Brave Chinese Rape Victim Returns To Germany To Face Man Who Attacked Her in Court
By Ryan General
A young woman from China who was allegedly raped while studying in Germany has returned to Europe to face her suspected attacker in court.
While not required to testify in person, the unnamed 21-year-old rape victim flew back to Germany from Beijing to witness the beginning of the trial against a 32-year-old Iraqi refugee identified as Ziyad K.
The suspect, who was seeking asylum in Germany, was charged with the rape of the female student and strangling another student at Ruhr-University Bochum in the state of North Rhine-Westphalia last summer.
Ziyad is also being investigated for the rape of a 27-year-old student, also Chinese, on the campus in November of last year, according to Express.
The court was planning to hear her testimony in private at the request her lawyer, Doerte Ganzer, but the victim decided against it when Judge Volker Talarowski was instructing for court visitors to leave.
“This is not necessary. I keep talking until it gets too much for me,” the rape victim was quoted as saying.
In her testimony, the student narrated that she was on her way back from a supermarket when she was grabbed by her attacker from behind. The suspect allegedly held her in a stranglehold and dragged her into the woods.
“He took a noose and pulled it around my neck,” she explained. “Then he took a branch and hit my backside. I became dizzy, I saw black.”
She detailed how the alleged rapist pushed his hand into her pants and raped her soon after.

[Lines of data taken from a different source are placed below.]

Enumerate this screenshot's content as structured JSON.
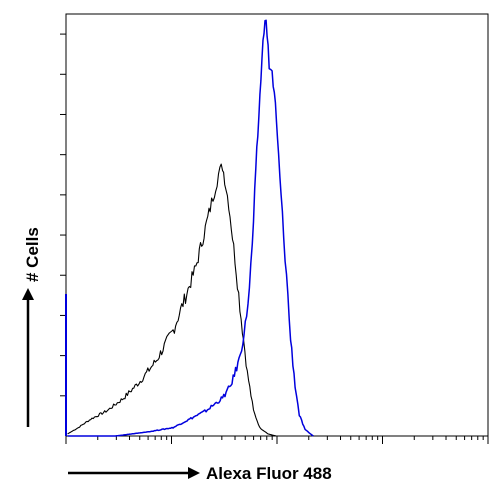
{
  "chart_data": {
    "type": "line",
    "title": "",
    "xlabel": "Alexa Fluor 488",
    "ylabel": "# Cells",
    "xlim": [
      0,
      1024
    ],
    "ylim": [
      0,
      100
    ],
    "log_x": true,
    "grid": false,
    "legend": "none",
    "series": [
      {
        "color": "#000000",
        "points": [
          [
            4,
            0.5
          ],
          [
            30,
            2
          ],
          [
            60,
            4
          ],
          [
            100,
            6
          ],
          [
            140,
            9
          ],
          [
            180,
            13
          ],
          [
            220,
            18
          ],
          [
            260,
            25
          ],
          [
            290,
            33
          ],
          [
            315,
            40
          ],
          [
            335,
            48
          ],
          [
            350,
            54
          ],
          [
            360,
            58
          ],
          [
            370,
            62
          ],
          [
            380,
            64
          ],
          [
            385,
            61
          ],
          [
            395,
            55
          ],
          [
            410,
            42
          ],
          [
            425,
            28
          ],
          [
            440,
            15
          ],
          [
            455,
            6
          ],
          [
            470,
            2
          ],
          [
            490,
            0.5
          ],
          [
            510,
            0
          ]
        ]
      },
      {
        "color": "#0000dd",
        "points": [
          [
            4,
            0
          ],
          [
            120,
            0
          ],
          [
            200,
            1
          ],
          [
            260,
            2
          ],
          [
            300,
            4
          ],
          [
            340,
            6
          ],
          [
            380,
            9
          ],
          [
            400,
            12
          ],
          [
            420,
            18
          ],
          [
            435,
            26
          ],
          [
            445,
            35
          ],
          [
            452,
            45
          ],
          [
            458,
            57
          ],
          [
            463,
            67
          ],
          [
            468,
            76
          ],
          [
            473,
            85
          ],
          [
            478,
            93
          ],
          [
            483,
            100
          ],
          [
            488,
            95
          ],
          [
            493,
            88
          ],
          [
            500,
            86
          ],
          [
            508,
            78
          ],
          [
            516,
            66
          ],
          [
            525,
            52
          ],
          [
            535,
            38
          ],
          [
            545,
            23
          ],
          [
            556,
            12
          ],
          [
            566,
            5
          ],
          [
            580,
            1.5
          ],
          [
            600,
            0
          ]
        ]
      }
    ]
  }
}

At that point, she noted that she could hardly breathe as the man had reportedly tightened the noose around her neck.
“At that moment, I thought I was only 21 years old and had to die far from home,” she stated.
Local authorities were able to track Ziyad and had him arrested at an asylum center in Bochum after he was positively linked via DNA evidence and the GPS location stored in his mobile phone matching his location in the university campus at the time of the rapes.
Talarowski had given Ziyad an option to confess to negate the need for the victims to make a statement, with a possible mitigation of his sentencing.